The Sargasso Sea in cyclone
season, a flotilla of blessèd corpses
drifting in equatorial currents,
their shaved heads crowned with laurel
to repel lightning, sargassum fronds
swathing both neck and limb.
Tiny crabs burrow ears
oozing cerumen, pipefish slither
into sutured wounds that coffer
bones of African St. Barbara.
In the tropics the blessèd are incorruptible,
whether Goa, Malabo, or Hispaniola.
Landfall at Doña Flora’s island
(longitude of Gonave and Barbuda),
green thumb hermit who cultivates
their bodies in a hothouse by the sea.
Sheared parts fructify in African soil
from Ilé-Ifé, guano of Caná-Caná
vulture that flies to heaven carrying
missives, prayer beads and pits.
Swinging her calabash censer,
Doña Flora fumigates with sarsaparilla
entrails of tamarind, soursop kidneys,
banana toes; a zunzuncito hummingbird
flies out her ear to sip balsam tears.
Suspended amid laelia orchids
mulatto cherubs trumpet sones
from Oriente, Doña Flora rattles
her maraca to sprinkle aguardiente
on guava bladders, uteri of red
papaya, mango hearts.
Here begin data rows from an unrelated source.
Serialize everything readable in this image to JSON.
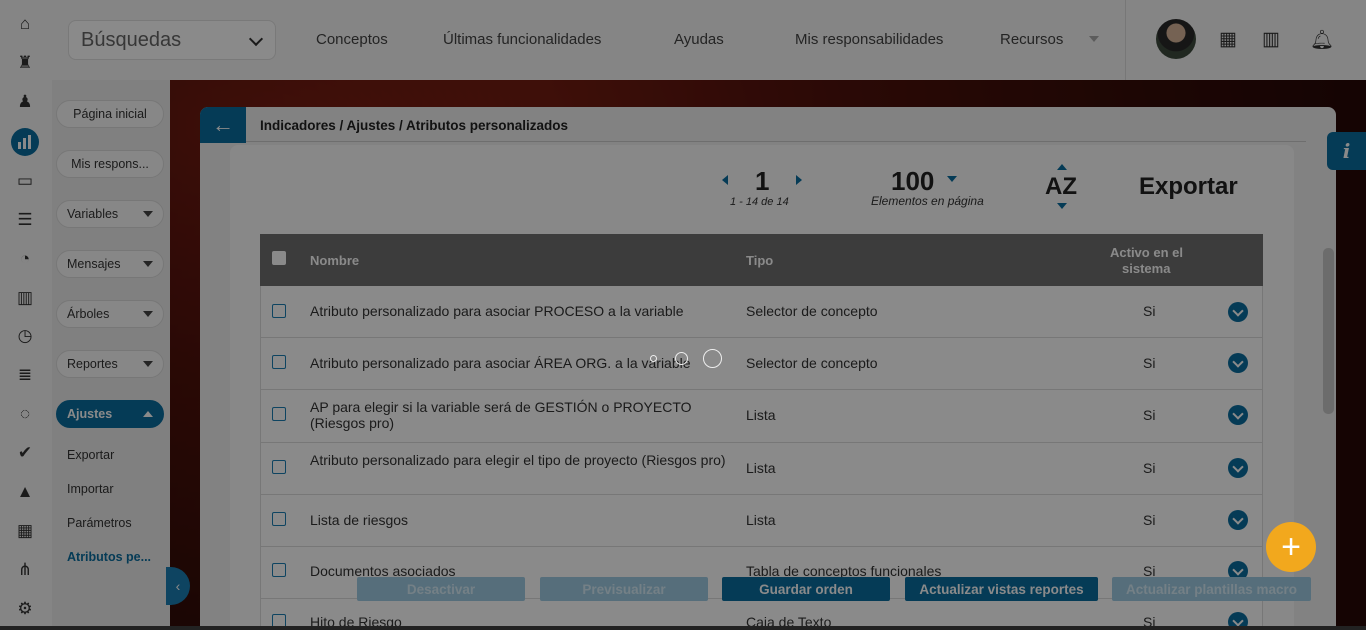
{
  "rail_icons": [
    "home-icon",
    "rook-icon",
    "pawn-icon",
    "bar-chart-icon",
    "monitor-icon",
    "gantt-icon",
    "pie-chart-icon",
    "book-icon",
    "clock-icon",
    "database-icon",
    "cycle-icon",
    "check-icon",
    "warning-icon",
    "calendar-icon",
    "network-icon",
    "settings-icon"
  ],
  "sidebar": {
    "home": "Página inicial",
    "responsibilities": "Mis respons...",
    "items": [
      {
        "label": "Variables"
      },
      {
        "label": "Mensajes"
      },
      {
        "label": "Árboles"
      },
      {
        "label": "Reportes"
      },
      {
        "label": "Ajustes"
      }
    ],
    "sub_items": [
      "Exportar",
      "Importar",
      "Parámetros",
      "Atributos pe..."
    ]
  },
  "topbar": {
    "search_label": "Búsquedas",
    "nav": [
      "Conceptos",
      "Últimas funcionalidades",
      "Ayudas",
      "Mis responsabilidades",
      "Recursos"
    ]
  },
  "breadcrumb": "Indicadores / Ajustes / Atributos personalizados",
  "pagination": {
    "page": "1",
    "range": "1 - 14 de 14",
    "per_page": "100",
    "per_page_label": "Elementos en página",
    "sort": "AZ",
    "export": "Exportar"
  },
  "table": {
    "headers": {
      "name": "Nombre",
      "type": "Tipo",
      "active_1": "Activo en el",
      "active_2": "sistema"
    },
    "rows": [
      {
        "name": "Atributo personalizado para asociar PROCESO a la variable",
        "type": "Selector de concepto",
        "active": "Si"
      },
      {
        "name": "Atributo personalizado para asociar ÁREA ORG. a la variable",
        "type": "Selector de concepto",
        "active": "Si"
      },
      {
        "name": "AP para elegir si la variable será de GESTIÓN o PROYECTO (Riesgos pro)",
        "type": "Lista",
        "active": "Si"
      },
      {
        "name": "Atributo personalizado para elegir el tipo de proyecto (Riesgos pro)",
        "type": "Lista",
        "active": "Si"
      },
      {
        "name": "Lista de riesgos",
        "type": "Lista",
        "active": "Si"
      },
      {
        "name": "Documentos asociados",
        "type": "Tabla de conceptos funcionales",
        "active": "Si"
      },
      {
        "name": "Hito de Riesgo",
        "type": "Caja de Texto",
        "active": "Si"
      }
    ]
  },
  "actions": {
    "deactivate": "Desactivar",
    "preview": "Previsualizar",
    "save_order": "Guardar orden",
    "update_views": "Actualizar vistas reportes",
    "update_templates": "Actualizar plantillas macro"
  },
  "fab_label": "+",
  "info_label": "i",
  "colors": {
    "accent": "#0a6ea0",
    "fab": "#f2a81d",
    "header": "#707070"
  }
}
By white
mangroves a shanty of lignum vitae,
dried thatching, barnacled crosses.
All Soul’s Day and Doña Flora enters
with her animals, laying overripe fruits
on whitest linen. Iguanas chew
sweet-acid tamarind, a jutía rat
nibbles guava, Caná-Caná rips papaya-
seeds bursting out-as Doña Flora skins
a mango, bruised with machete,
lifts the bleeding fruit to bands
of amber light, sweet flesh dissolving
in her mouth, its bare stone returned to sea.